Film and comedy fans were likewise sated. Ongoing screenings were augmented by a lengthy Q and A with fêted director Jim Jarmusch. In addition, a comedy lineup was curated by David Cross, of Mr. Show and Arrested Development fame.

Electro-thrash duo Crystal Castles’ Alice Glass stormed the strobe-lit stage looking like a possessed doll hell-bent on destroying her audience. One of the most energetic of many high-energy shows, Castles chased listeners through a terrifying Zelda-gone-wrong escapade.
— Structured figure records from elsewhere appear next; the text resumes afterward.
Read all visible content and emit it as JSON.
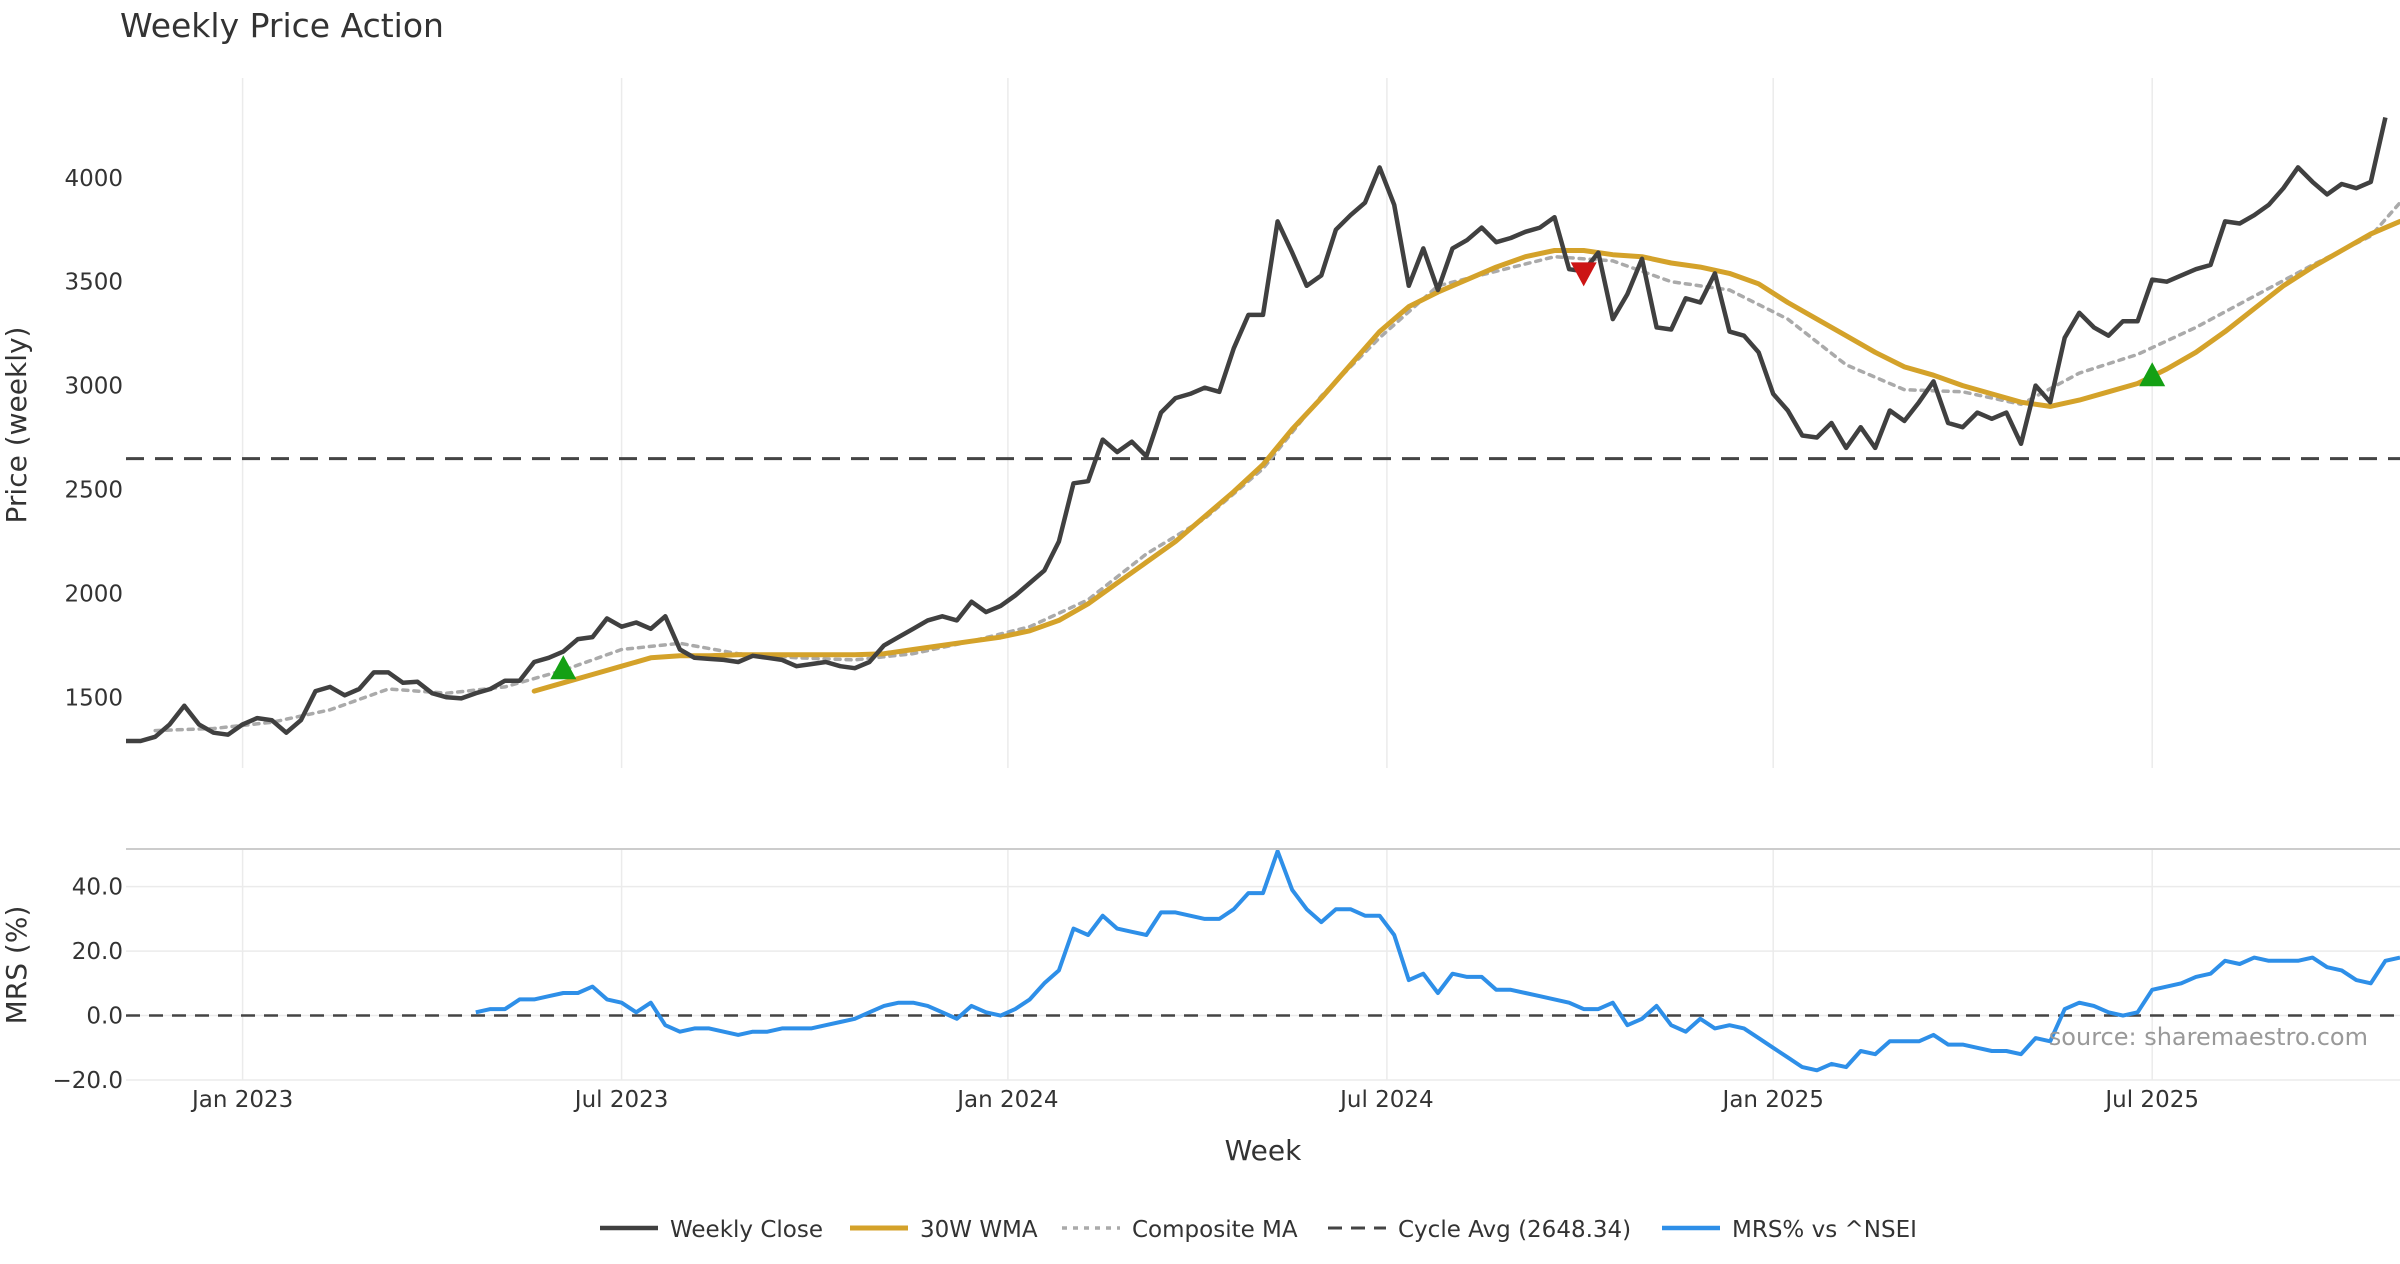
{
  "colors": {
    "close": "#404040",
    "wma": "#D4A22A",
    "composite": "#AAAAAA",
    "cycle": "#444444",
    "mrs": "#2E8FE8",
    "buy_marker": "#14A014",
    "sell_marker": "#CC1414",
    "grid": "#EBEBEB"
  },
  "chart_data": [
    {
      "type": "line",
      "title": "Weekly Price Action",
      "ylabel": "Price (weekly)",
      "ylim": [
        1160,
        4480
      ],
      "y_ticks": [
        1500,
        2000,
        2500,
        3000,
        3500,
        4000
      ],
      "x_ticks": [
        {
          "label": "Jan 2023",
          "week": 8
        },
        {
          "label": "Jul 2023",
          "week": 34
        },
        {
          "label": "Jan 2024",
          "week": 60.5
        },
        {
          "label": "Jul 2024",
          "week": 86.5
        },
        {
          "label": "Jan 2025",
          "week": 113
        },
        {
          "label": "Jul 2025",
          "week": 139
        }
      ],
      "xlim": [
        0,
        156
      ],
      "cycle_avg": 2648.34,
      "series": [
        {
          "name": "Weekly Close",
          "x": [
            0,
            1,
            2,
            3,
            4,
            5,
            6,
            7,
            8,
            9,
            10,
            11,
            12,
            13,
            14,
            15,
            16,
            17,
            18,
            19,
            20,
            21,
            22,
            23,
            24,
            25,
            26,
            27,
            28,
            29,
            30,
            31,
            32,
            33,
            34,
            35,
            36,
            37,
            38,
            39,
            40,
            41,
            42,
            43,
            44,
            45,
            46,
            47,
            48,
            49,
            50,
            51,
            52,
            53,
            54,
            55,
            56,
            57,
            58,
            59,
            60,
            61,
            62,
            63,
            64,
            65,
            66,
            67,
            68,
            69,
            70,
            71,
            72,
            73,
            74,
            75,
            76,
            77,
            78,
            79,
            80,
            81,
            82,
            83,
            84,
            85,
            86,
            87,
            88,
            89,
            90,
            91,
            92,
            93,
            94,
            95,
            96,
            97,
            98,
            99,
            100,
            101,
            102,
            103,
            104,
            105,
            106,
            107,
            108,
            109,
            110,
            111,
            112,
            113,
            114,
            115,
            116,
            117,
            118,
            119,
            120,
            121,
            122,
            123,
            124,
            125,
            126,
            127,
            128,
            129,
            130,
            131,
            132,
            133,
            134,
            135,
            136,
            137,
            138,
            139,
            140,
            141,
            142,
            143,
            144,
            145,
            146,
            147,
            148,
            149,
            150,
            151,
            152,
            153,
            154,
            155
          ],
          "values": [
            1290,
            1290,
            1310,
            1370,
            1460,
            1370,
            1330,
            1320,
            1370,
            1400,
            1390,
            1330,
            1390,
            1530,
            1550,
            1510,
            1540,
            1620,
            1620,
            1570,
            1575,
            1520,
            1500,
            1495,
            1520,
            1540,
            1580,
            1580,
            1670,
            1690,
            1720,
            1780,
            1790,
            1880,
            1840,
            1860,
            1830,
            1890,
            1730,
            1690,
            1685,
            1680,
            1670,
            1700,
            1690,
            1680,
            1650,
            1660,
            1670,
            1650,
            1640,
            1670,
            1750,
            1790,
            1830,
            1870,
            1890,
            1870,
            1960,
            1910,
            1940,
            1990,
            2050,
            2110,
            2250,
            2530,
            2540,
            2740,
            2680,
            2730,
            2660,
            2870,
            2940,
            2960,
            2990,
            2970,
            3180,
            3340,
            3340,
            3790,
            3640,
            3480,
            3530,
            3750,
            3820,
            3880,
            4050,
            3870,
            3480,
            3660,
            3460,
            3660,
            3700,
            3760,
            3690,
            3710,
            3740,
            3760,
            3810,
            3560,
            3550,
            3640,
            3320,
            3440,
            3610,
            3280,
            3270,
            3420,
            3400,
            3540,
            3260,
            3240,
            3160,
            2960,
            2880,
            2760,
            2750,
            2820,
            2700,
            2800,
            2700,
            2880,
            2830,
            2920,
            3020,
            2820,
            2800,
            2870,
            2840,
            2870,
            2720,
            3000,
            2920,
            3230,
            3350,
            3280,
            3240,
            3310,
            3310,
            3510,
            3500,
            3530,
            3560,
            3580,
            3790,
            3780,
            3820,
            3870,
            3950,
            4050,
            3980,
            3920,
            3970,
            3950,
            3980,
            4290
          ]
        },
        {
          "name": "30W WMA",
          "x": [
            28,
            30,
            32,
            34,
            36,
            38,
            40,
            42,
            44,
            46,
            48,
            50,
            52,
            54,
            56,
            58,
            60,
            62,
            64,
            66,
            68,
            70,
            72,
            74,
            76,
            78,
            80,
            82,
            84,
            86,
            88,
            90,
            92,
            94,
            96,
            98,
            100,
            102,
            104,
            106,
            108,
            110,
            112,
            114,
            116,
            118,
            120,
            122,
            124,
            126,
            128,
            130,
            132,
            134,
            136,
            138,
            140,
            142,
            144,
            146,
            148,
            150,
            152,
            154,
            156
          ],
          "values": [
            1530,
            1570,
            1610,
            1650,
            1690,
            1700,
            1700,
            1705,
            1705,
            1705,
            1705,
            1705,
            1710,
            1730,
            1750,
            1770,
            1790,
            1820,
            1870,
            1950,
            2050,
            2150,
            2250,
            2370,
            2490,
            2620,
            2790,
            2940,
            3100,
            3260,
            3380,
            3450,
            3510,
            3570,
            3620,
            3650,
            3650,
            3630,
            3620,
            3590,
            3570,
            3540,
            3490,
            3400,
            3320,
            3240,
            3160,
            3090,
            3050,
            3000,
            2960,
            2920,
            2900,
            2930,
            2970,
            3010,
            3080,
            3160,
            3260,
            3370,
            3480,
            3570,
            3650,
            3730,
            3790
          ]
        },
        {
          "name": "Composite MA",
          "x": [
            2,
            6,
            10,
            14,
            18,
            22,
            26,
            30,
            34,
            38,
            42,
            46,
            50,
            54,
            58,
            62,
            66,
            70,
            74,
            78,
            82,
            86,
            90,
            94,
            98,
            102,
            106,
            110,
            114,
            118,
            122,
            126,
            130,
            134,
            138,
            142,
            146,
            150,
            154,
            156
          ],
          "values": [
            1340,
            1350,
            1380,
            1440,
            1540,
            1520,
            1550,
            1630,
            1730,
            1760,
            1710,
            1690,
            1680,
            1710,
            1770,
            1840,
            1970,
            2190,
            2360,
            2600,
            2950,
            3230,
            3480,
            3550,
            3620,
            3600,
            3500,
            3460,
            3320,
            3100,
            2980,
            2970,
            2910,
            3060,
            3150,
            3280,
            3430,
            3580,
            3720,
            3880
          ]
        },
        {
          "name": "Cycle Avg (2648.34)",
          "values": [
            2648.34
          ]
        }
      ],
      "markers": [
        {
          "type": "buy",
          "week": 30,
          "value": 1640
        },
        {
          "type": "sell",
          "week": 100,
          "value": 3540
        },
        {
          "type": "buy",
          "week": 139,
          "value": 3050
        }
      ]
    },
    {
      "type": "line",
      "ylabel": "MRS (%)",
      "xlabel": "Week",
      "ylim": [
        -20,
        52
      ],
      "y_ticks": [
        {
          "v": 40,
          "label": "40.0"
        },
        {
          "v": 20,
          "label": "20.0"
        },
        {
          "v": 0,
          "label": "0.0"
        },
        {
          "v": -20,
          "label": "−20.0"
        }
      ],
      "zero_line": 0,
      "series": [
        {
          "name": "MRS% vs ^NSEI",
          "x": [
            24,
            25,
            26,
            27,
            28,
            29,
            30,
            31,
            32,
            33,
            34,
            35,
            36,
            37,
            38,
            39,
            40,
            41,
            42,
            43,
            44,
            45,
            46,
            47,
            48,
            49,
            50,
            51,
            52,
            53,
            54,
            55,
            56,
            57,
            58,
            59,
            60,
            61,
            62,
            63,
            64,
            65,
            66,
            67,
            68,
            69,
            70,
            71,
            72,
            73,
            74,
            75,
            76,
            77,
            78,
            79,
            80,
            81,
            82,
            83,
            84,
            85,
            86,
            87,
            88,
            89,
            90,
            91,
            92,
            93,
            94,
            95,
            96,
            97,
            98,
            99,
            100,
            101,
            102,
            103,
            104,
            105,
            106,
            107,
            108,
            109,
            110,
            111,
            112,
            113,
            114,
            115,
            116,
            117,
            118,
            119,
            120,
            121,
            122,
            123,
            124,
            125,
            126,
            127,
            128,
            129,
            130,
            131,
            132,
            133,
            134,
            135,
            136,
            137,
            138,
            139,
            140,
            141,
            142,
            143,
            144,
            145,
            146,
            147,
            148,
            149,
            150,
            151,
            152,
            153,
            154,
            155,
            156
          ],
          "values": [
            1,
            2,
            2,
            5,
            5,
            6,
            7,
            7,
            9,
            5,
            4,
            1,
            4,
            -3,
            -5,
            -4,
            -4,
            -5,
            -6,
            -5,
            -5,
            -4,
            -4,
            -4,
            -3,
            -2,
            -1,
            1,
            3,
            4,
            4,
            3,
            1,
            -1,
            3,
            1,
            0,
            2,
            5,
            10,
            14,
            27,
            25,
            31,
            27,
            26,
            25,
            32,
            32,
            31,
            30,
            30,
            33,
            38,
            38,
            51,
            39,
            33,
            29,
            33,
            33,
            31,
            31,
            25,
            11,
            13,
            7,
            13,
            12,
            12,
            8,
            8,
            7,
            6,
            5,
            4,
            2,
            2,
            4,
            -3,
            -1,
            3,
            -3,
            -5,
            -1,
            -4,
            -3,
            -4,
            -7,
            -10,
            -13,
            -16,
            -17,
            -15,
            -16,
            -11,
            -12,
            -8,
            -8,
            -8,
            -6,
            -9,
            -9,
            -10,
            -11,
            -11,
            -12,
            -7,
            -8,
            2,
            4,
            3,
            1,
            0,
            1,
            8,
            9,
            10,
            12,
            13,
            17,
            16,
            18,
            17,
            17,
            17,
            18,
            15,
            14,
            11,
            10,
            17,
            18
          ]
        }
      ]
    }
  ],
  "watermark": "source: sharemaestro.com"
}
The list of superb performers goes on and on; if everyone got a summary, we’d need our own newspaper (that only we would read…). These brief paragraphs could have just as easily been devoted to Iron and Wine, Grouper, El-P, Deerhoof, Malcolm McDowell, the Circulatory System, Caribou (complimented by a star-studded orchestra including legendary sax virtuoso Marshall Allen), punk heroes The Feelies… etc. Ad nauseam.

All said, three days of love and music culminated in the Flaming Lips orgiastic, confetti-drenched headline set, where Coyne was so freaked-out and effervescent with joy that his smiles could have spawned a thousand giggling glitterkittens.

So ask yourself: do you enjoy loud music? Do you like free ice cream? Do you like scary movies, skinny jeans and throngs of burly dudes that look eerily like Ben Coleman, all in one too-kitsch to be true pastiche heaven? ATP 2010!